The following code shows an example of how you can get results from the API. The session has to be completed before this can be done, so there is test for that first. The rest of this code block saves the results to the local database for further analysis.

var api = new NexosisClient();

var results = await api.Sessions.GetResults(sessionId);

// only save results if we actually have them
if (results.Status != Status.Completed)
{
    Console.Out.WriteLine($"Unable to get results from session in {results.Status} state.");
    return;
}

// save results
using (var db = OpenDatabase(database))
{
    // if there is more information about the session to save, then do it
    UpdateSession(sessionId, db, results);
        
    using (var tran = db.BeginTransaction())
    {
        // iterate the items inserting them in the session_results table
        foreach (var item in results.Data)
        {
            AddResult(sessionId, db, results, item);
        }
        tran.Commit();
    }

    db.Close(); 
}

To run this code and save the results to the local database, you can run the following command:

dotnet run AirQuality --results --database=aqi.sqlite3 -id="015d31bb-b5f7-490d-8c72-e3e4bf29c9ab"

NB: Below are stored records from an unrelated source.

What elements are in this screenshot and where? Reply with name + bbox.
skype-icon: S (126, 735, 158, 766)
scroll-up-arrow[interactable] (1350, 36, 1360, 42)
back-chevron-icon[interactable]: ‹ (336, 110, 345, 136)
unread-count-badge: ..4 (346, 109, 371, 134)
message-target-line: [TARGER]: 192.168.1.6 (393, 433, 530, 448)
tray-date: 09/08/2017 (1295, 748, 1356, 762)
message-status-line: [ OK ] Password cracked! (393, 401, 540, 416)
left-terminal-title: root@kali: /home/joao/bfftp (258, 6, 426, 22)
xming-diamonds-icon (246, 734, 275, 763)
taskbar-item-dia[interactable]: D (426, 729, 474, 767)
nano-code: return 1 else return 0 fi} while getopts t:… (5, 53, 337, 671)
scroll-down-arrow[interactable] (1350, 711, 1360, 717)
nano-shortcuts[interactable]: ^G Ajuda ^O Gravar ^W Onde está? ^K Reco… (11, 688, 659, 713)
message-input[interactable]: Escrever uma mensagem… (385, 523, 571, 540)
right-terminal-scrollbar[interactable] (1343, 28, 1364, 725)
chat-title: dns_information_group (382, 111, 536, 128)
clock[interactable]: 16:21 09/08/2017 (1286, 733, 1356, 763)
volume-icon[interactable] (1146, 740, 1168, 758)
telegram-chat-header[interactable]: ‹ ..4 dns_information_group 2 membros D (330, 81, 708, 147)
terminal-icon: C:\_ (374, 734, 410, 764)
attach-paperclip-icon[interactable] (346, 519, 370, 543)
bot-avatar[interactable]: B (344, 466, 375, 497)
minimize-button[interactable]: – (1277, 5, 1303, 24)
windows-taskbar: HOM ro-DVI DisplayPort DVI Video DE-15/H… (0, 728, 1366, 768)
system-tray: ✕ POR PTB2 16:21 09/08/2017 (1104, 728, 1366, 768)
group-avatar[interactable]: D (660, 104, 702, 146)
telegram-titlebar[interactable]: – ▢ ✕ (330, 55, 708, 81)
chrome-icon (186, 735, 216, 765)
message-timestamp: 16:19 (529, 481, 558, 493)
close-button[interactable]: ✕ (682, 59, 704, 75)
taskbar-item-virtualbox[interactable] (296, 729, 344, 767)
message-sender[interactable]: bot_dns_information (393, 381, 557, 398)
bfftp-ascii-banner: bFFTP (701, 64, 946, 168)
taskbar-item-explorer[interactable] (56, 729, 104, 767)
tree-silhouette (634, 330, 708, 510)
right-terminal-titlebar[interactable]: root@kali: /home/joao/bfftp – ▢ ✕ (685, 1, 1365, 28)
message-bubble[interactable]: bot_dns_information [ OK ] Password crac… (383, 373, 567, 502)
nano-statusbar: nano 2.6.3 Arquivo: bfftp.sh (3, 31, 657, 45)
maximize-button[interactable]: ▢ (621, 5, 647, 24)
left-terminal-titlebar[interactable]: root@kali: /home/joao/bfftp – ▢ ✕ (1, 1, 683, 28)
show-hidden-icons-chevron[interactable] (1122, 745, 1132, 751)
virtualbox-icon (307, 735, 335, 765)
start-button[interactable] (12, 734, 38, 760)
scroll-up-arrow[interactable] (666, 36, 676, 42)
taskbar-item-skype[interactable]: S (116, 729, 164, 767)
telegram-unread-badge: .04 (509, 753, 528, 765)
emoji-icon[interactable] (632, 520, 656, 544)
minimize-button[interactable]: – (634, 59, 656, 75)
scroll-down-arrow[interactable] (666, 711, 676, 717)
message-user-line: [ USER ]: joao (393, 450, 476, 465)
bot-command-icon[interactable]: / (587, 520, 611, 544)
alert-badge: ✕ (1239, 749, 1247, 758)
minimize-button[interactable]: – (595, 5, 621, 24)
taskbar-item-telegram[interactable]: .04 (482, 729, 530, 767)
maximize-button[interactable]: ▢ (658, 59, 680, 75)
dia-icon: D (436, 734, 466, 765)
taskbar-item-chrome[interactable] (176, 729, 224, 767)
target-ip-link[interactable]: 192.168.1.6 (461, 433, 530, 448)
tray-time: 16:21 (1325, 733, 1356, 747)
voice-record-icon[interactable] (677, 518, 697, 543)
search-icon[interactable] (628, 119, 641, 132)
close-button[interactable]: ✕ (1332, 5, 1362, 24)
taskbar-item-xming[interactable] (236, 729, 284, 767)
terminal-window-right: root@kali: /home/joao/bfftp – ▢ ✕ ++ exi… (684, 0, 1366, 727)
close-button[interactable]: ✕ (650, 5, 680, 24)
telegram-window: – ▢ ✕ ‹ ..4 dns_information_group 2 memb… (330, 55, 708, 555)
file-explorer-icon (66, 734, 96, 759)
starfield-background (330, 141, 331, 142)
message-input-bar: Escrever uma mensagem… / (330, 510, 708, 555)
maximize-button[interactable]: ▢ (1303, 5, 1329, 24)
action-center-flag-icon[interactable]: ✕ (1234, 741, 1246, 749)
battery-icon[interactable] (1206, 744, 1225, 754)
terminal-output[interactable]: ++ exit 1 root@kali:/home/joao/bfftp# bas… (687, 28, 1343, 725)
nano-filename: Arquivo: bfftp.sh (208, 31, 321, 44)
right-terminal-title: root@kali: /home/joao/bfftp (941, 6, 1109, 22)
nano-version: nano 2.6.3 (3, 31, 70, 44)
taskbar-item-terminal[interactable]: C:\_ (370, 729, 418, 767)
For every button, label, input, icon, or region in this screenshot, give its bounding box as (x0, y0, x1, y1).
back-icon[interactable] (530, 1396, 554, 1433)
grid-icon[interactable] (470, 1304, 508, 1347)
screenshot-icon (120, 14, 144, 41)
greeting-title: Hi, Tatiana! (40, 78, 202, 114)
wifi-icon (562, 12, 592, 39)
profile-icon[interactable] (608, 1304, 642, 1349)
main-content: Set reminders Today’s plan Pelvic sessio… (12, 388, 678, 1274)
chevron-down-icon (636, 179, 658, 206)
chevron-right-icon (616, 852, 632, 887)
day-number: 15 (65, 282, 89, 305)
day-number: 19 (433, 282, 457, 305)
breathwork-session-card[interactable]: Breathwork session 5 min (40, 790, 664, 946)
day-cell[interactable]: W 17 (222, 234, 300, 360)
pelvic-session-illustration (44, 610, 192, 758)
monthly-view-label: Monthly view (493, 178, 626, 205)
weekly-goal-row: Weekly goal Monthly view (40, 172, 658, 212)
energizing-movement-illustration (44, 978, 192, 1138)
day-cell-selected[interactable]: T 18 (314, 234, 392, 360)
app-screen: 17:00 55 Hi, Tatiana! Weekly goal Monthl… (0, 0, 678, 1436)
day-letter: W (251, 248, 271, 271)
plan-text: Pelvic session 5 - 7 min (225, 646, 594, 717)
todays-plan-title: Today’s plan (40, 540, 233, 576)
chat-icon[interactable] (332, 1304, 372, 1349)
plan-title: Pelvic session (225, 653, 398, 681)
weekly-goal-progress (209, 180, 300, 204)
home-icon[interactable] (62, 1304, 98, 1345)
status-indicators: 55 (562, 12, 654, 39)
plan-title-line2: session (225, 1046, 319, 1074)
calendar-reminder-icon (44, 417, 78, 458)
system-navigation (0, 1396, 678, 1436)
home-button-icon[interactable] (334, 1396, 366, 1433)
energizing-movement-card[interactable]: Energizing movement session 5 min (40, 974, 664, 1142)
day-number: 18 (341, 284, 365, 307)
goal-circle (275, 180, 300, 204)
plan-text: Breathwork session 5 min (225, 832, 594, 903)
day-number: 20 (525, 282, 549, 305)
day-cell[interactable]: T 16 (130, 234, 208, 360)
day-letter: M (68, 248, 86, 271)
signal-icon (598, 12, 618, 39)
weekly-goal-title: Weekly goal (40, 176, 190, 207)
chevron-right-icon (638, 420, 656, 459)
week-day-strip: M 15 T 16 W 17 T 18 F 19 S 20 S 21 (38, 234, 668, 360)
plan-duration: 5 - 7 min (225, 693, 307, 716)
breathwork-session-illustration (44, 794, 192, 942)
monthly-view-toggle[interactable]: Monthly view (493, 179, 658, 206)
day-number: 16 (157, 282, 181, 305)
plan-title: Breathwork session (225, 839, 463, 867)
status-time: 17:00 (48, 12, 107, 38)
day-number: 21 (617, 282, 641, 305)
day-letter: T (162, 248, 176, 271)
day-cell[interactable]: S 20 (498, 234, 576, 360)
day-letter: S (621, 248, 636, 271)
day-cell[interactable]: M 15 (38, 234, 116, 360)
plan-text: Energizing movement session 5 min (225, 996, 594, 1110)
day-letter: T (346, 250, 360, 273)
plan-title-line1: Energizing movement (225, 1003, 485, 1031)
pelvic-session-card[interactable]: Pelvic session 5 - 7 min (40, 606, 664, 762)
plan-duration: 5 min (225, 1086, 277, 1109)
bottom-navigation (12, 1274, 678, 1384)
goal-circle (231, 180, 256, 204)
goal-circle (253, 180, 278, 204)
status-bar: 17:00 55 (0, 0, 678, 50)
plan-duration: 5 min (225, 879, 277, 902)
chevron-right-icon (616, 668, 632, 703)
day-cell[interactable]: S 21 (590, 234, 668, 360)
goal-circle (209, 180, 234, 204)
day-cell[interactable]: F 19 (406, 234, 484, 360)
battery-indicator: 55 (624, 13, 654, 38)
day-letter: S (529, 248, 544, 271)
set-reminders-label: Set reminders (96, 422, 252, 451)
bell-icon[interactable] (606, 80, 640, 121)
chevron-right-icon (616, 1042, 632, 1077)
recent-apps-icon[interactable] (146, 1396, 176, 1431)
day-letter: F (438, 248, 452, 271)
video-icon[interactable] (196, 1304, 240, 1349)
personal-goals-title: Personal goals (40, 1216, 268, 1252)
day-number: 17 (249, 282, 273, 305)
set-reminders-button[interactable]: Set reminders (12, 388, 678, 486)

Note that the session ID given in the command line is also the the ID reported in the output of creating the session.


Analysis

When looking at the air quality data on an hourly basis, the results were reasonable, but not great. Impact analysis gives you some extra data that is important for qualifying the accuracy of the analysis. The p-value indicates the accuracy of the results. The resulting p-value of the hourly impact analysis was 0.24. This is a middling p-value at best. The following graph shows the results of this run, where you can see the line looks a bit too high on the y-axis.

pValue:         0.2422
absoluteEffect: -55610.481
relativeEffect: -0.7151

You can get the results from the database to graph them with the following SQL, substituting for the source and session ID columns as appropriate.

SELECT 
    m.timestamp,
    m.value AS observed,
    p.value AS predicted
FROM
    measurements m
    LEFT JOIN session_results p
        ON date(m.timestamp) = date(p.timestamp)
WHERE 
    m.timestamp BETWEEN '2008-06-01' AND '2008-08-31'
    AND
    m.interval = 'd'
    AND
    m.source = 'computed'
    AND
    (p.session_id = '015d31bbb5f7490d8c71e3e5bf29c6ab' OR p.session_id IS NULL)

Analysis (again)

At this point there are a few options - the first one is to change the input into the analysis. Averaging the hourly observations into daily values will decrease the number of data points available, but may give cleaner results. You can run the following SQL on the saved data and save the average value of PM2.5 for each day.

INSERT INTO 
    measurements 
SELECT 
    NULL, date(timestamp), avg(value), 'computed', 'd' 
FROM 
    measurements 
GROUP BY 
    date(timestamp);

Once you have averaged values you can repeat the steps above, substituting some different values as the arguments for the analysis and end up with a new result that has calculated the impact based on the daily average. Looking at the p-value for this analysis, you can see that it is a much more reliable.

pValue:         0.0515
absoluteEffect: -992.7356
relativeEffect: -0.5182

Looking at the graph and the metrics coming out the analysis, you can be confident that during the 2008 Summer Olympic Games the air quality in Beijing was roughly 50% better than in the preceding months. To take this analysis further, you could start to include features such as temperature and precipitation during that period as those both have an effect on the PM2.5 value.


1: In accordance with the data use policy given by the U.S. Department of State, the data used in this analysis is not fully verified or validated; these data are subject to change, error, AND CORRECTION. the data and information are in no way official.